At EU level, CRD V has mandated the EBA to develop an additional methodology for the identification of G-SIIs that excludes the cross-border activities of EU banks in Member States of the European Banking Union. The rationale behind this request is to recognise the efforts made in recent years to create harmonised European banking regulation and a common approach to resolution. This additional EU methodology shall take into account the Single Resolution Mechanism (SRM), which could lead to the re-allocation of a G-SII from a higher to a lower sub-category, hence potentially translating into lower capital buffer requirements. These revised RTS will apply from the 2022 G-SII assessment exercise based on end-2021 information.
As a result of the revised Basel framework, also the EBA Guidelines on G-SIIs disclosure requirements have been updated. These requirements apply not only to institutions that have already been identified as G-SIIs but also to other very large entities in the EU that have an overall leverage ratio exposure measure exceeding EUR 200 billion. The EBA Guidelines go beyond the requirements laid down in the Regulation and enable Member State authorities to perform the identification and scoring process and disclosure in a timely manner, and in particular before the identification of any G-SIIs.

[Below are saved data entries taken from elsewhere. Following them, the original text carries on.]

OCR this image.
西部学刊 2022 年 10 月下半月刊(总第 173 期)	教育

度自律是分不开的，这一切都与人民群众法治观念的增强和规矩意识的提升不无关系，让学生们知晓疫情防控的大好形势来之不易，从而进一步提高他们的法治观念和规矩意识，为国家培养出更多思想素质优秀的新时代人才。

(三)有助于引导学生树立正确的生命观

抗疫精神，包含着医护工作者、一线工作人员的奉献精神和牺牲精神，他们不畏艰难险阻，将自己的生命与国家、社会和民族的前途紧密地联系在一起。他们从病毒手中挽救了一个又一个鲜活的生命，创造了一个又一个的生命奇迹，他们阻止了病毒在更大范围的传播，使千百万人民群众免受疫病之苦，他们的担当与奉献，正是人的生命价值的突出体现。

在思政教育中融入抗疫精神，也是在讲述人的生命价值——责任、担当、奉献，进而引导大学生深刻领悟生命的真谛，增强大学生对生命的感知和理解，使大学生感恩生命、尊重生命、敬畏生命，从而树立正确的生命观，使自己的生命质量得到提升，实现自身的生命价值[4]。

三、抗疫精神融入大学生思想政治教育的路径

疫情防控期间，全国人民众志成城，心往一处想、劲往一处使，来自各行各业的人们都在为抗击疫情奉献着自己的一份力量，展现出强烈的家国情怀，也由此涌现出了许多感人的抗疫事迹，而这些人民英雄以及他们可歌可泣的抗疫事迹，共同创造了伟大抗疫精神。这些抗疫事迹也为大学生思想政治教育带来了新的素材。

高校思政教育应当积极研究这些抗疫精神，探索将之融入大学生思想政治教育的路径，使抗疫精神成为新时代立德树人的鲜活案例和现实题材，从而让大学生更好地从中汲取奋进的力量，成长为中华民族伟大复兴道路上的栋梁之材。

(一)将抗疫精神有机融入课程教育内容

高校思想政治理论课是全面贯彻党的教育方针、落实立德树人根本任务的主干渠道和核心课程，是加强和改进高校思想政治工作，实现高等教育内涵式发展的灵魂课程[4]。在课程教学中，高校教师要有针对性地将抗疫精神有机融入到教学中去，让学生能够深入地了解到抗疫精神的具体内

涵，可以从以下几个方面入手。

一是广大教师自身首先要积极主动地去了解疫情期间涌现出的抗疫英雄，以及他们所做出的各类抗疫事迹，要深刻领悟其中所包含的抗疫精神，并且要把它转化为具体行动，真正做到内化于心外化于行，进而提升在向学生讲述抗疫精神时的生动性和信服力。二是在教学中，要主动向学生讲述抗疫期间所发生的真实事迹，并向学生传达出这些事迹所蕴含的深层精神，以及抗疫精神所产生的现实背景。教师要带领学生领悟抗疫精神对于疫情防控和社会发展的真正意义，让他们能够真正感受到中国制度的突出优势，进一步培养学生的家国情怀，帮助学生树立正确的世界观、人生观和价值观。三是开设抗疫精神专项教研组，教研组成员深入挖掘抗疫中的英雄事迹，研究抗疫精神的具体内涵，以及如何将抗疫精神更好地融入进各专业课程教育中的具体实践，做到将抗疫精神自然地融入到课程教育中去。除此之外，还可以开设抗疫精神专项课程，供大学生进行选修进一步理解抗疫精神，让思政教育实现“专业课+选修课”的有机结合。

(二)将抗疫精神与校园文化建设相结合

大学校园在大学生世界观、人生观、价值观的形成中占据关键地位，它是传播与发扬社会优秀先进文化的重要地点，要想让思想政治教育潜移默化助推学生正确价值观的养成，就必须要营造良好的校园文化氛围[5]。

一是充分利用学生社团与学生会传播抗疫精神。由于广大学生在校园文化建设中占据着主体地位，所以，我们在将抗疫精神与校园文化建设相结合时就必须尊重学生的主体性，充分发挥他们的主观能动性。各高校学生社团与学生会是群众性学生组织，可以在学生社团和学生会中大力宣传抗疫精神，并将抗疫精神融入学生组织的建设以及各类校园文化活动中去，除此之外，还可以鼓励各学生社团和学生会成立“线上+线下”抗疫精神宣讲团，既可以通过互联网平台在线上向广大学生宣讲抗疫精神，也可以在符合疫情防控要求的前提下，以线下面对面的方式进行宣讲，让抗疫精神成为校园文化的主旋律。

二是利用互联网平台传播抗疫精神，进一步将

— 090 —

Both the RTS on the identification methodology for G-SIIs and the EBA guidelines on disclosure requirements will be under ongoing review, as the BCBS identification process is subject to regular reviews of the identification methodology.
The revised RTS have been drafted in line with the new BCBS’ framework for the identification of G-SIBs introduced in July 2018 and in accordance with Article 131 of Directive (EU) 2019/878 (CRD V) which requires that the EBA designs an additional identification methodology for G-SIIs based both on the existing international standards and on the cross-border activities of the group.
The Guidelines have been issued in accordance with Article 16 of Regulation (EU) No 1093/2010 (EBA Founding Regulation), which mandates the Authority to establish consistent, efficient and effective supervisory practices within the ESFS, and to ensure the common, uniform and consistent application of Union law.